"No party holds the privilege of dictating to me how I shall vote. If loyalty to party is a form of patriotism, I am no patriot. If there is any valuable difference between a monarchist and an American, it lies in the theory that the American can decide for himself what is patriotic and what isn't. I claim that difference. I am the only person in the sixty millions that is privileged to dictate my patriotism."
--The Autobiography of Mark Twain
"Our marvelous latter-day statesmanship has invented universal suffrage. That is the finest feather in our cap. All that we require of a voter is that he... bear a more or less humorous resemblance to the reported image of God. He need not know anything whatever; he may be wholly useless and a cumberer of the earth; he may even be known to be a consummate scoundrel. No matter. While he can steer clear of the penitentiary his vote is as weighty as the vote of a president, a bishop, a college professor, a merchant prince."

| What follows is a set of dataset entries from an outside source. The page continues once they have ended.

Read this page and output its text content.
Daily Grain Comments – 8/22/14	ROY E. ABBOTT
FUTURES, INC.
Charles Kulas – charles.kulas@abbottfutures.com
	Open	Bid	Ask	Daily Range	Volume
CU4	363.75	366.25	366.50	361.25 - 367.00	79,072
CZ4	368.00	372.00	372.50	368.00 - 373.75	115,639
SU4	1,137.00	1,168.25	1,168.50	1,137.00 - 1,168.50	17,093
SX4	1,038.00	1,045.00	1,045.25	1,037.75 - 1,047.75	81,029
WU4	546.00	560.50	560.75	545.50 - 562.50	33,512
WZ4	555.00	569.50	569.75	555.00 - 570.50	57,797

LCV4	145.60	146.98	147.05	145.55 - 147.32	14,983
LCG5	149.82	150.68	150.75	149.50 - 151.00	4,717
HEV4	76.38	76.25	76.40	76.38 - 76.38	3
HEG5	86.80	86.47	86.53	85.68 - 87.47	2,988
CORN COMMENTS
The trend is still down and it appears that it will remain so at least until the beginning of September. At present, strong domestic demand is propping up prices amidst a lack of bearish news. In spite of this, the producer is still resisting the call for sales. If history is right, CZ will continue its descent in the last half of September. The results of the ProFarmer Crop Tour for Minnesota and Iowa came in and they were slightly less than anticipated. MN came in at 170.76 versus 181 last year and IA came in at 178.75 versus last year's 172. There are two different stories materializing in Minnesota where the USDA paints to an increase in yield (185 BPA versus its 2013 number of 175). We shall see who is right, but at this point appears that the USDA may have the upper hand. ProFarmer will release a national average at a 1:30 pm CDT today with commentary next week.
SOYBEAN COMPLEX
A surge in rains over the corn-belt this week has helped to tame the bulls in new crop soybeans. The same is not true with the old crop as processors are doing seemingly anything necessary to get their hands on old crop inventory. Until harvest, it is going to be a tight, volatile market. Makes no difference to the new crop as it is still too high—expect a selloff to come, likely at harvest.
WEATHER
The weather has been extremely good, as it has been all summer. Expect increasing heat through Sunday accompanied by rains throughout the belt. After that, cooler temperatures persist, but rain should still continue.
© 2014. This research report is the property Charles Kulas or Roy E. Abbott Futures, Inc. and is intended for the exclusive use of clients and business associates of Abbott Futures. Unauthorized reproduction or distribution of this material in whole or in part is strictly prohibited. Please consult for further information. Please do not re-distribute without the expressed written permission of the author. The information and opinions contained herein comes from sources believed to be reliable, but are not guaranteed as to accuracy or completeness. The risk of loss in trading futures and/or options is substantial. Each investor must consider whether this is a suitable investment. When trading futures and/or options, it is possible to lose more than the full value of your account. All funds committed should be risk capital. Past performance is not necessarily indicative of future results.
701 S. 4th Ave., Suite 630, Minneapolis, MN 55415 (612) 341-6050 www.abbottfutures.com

--"Universal Suffrage" speech given to Monday Evening Club, 1875
"In this country we have one great privilege which they don't have in other countries. When a thing gets to be absolutely unbearable the people can rise up and throw it off. That's the finest asset we've got--the ballot box."
--November 6, 1905 interview in the Boston Transcript
"If we would learn what the human race really is at bottom, we need only observe it in election times."